Adding to the boredom, for reasons of their own security they saw hardly anything of the countries that they were visiting; when not working, they were confined to their hotel rooms, so their lives became a dreary succession of airports, hotels, and performance venues. In "Help!," the title song of the Beatles' second movie (directed, like their first, by Richard Lester), John came straight to the point.
"The whole Beatle thing was just beyond comprehension," he told Playboy magazine in 1980. "I was eating and drinking like a pig and I was fat as a pig, dissatisfied with myself, and subconsciously I was crying for help. I think everything comes out in the songs. ...
"When Help! came out, I was actually crying out for help. Most people think it's just a fast rock 'n' roll song. I didn't realize it at the time; I just wrote the song because I was commissioned to write it for the movie. But later, I knew I was really crying out for help. So it was my fat Elvis period. You see the movie: He -- I -- is very fat, very insecure, and he's completely lost himself. And I am singing about when I was so much younger and all the rest, looking back at how easy it was."
To add to the confusion, John's long-lost father, Freddie Lennon, now decided that this was a convenient time to make his grand reappearance. Employed to wash dishes in a hotel situated only a few miles away from John's Weybridge home, he turned up on his son's doorstep looking like a Bowery bum, dearly in search of a handout. This didn't exactly tie in with John's childhood image of him, as a swashbuckling hero sailing the seven seas.
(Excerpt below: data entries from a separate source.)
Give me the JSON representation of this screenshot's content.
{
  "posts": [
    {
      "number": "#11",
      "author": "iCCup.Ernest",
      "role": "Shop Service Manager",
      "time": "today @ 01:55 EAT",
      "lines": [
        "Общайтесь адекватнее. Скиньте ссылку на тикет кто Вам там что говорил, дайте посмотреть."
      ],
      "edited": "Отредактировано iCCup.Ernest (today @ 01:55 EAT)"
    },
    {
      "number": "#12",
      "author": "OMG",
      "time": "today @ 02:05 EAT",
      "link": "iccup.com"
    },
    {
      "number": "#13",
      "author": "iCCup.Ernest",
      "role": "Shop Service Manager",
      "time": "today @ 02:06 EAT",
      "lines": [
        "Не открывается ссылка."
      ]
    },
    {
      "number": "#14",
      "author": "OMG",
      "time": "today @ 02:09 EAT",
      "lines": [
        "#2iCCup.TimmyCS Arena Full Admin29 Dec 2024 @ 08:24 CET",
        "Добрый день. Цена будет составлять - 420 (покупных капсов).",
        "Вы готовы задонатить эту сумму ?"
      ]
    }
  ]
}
"Where have you been for the last 20 years?" was the younger Lennon's natural reaction, prompting Freddie to really turn on the hard-luck story: John's mother Julia had deserted him, friends and relatives didn't want to know, and somehow, even though he had made good money both as a ship's steward and as a hotel porter, he didn't have two coins to rub together.
John had little time for all this, but right now he was prepared to call an uneasy truce, give Freddie some money, and send him on his way. Yet, the next development in the saga of his "old man" was enough to make John cringe even more: Showing that music was in the blood, "The Ignoble Alf," as his son chose to christen him, released his first (and thankfully only) single, entitled "That's My Life (My Love And My Home)."
John, of course, was horribly embarrassed to see all of the coverage that Freddie's record attracted in the music and national press, but at least he had no fears about the competition. Music may have been in the blood, but the talent clearly was not.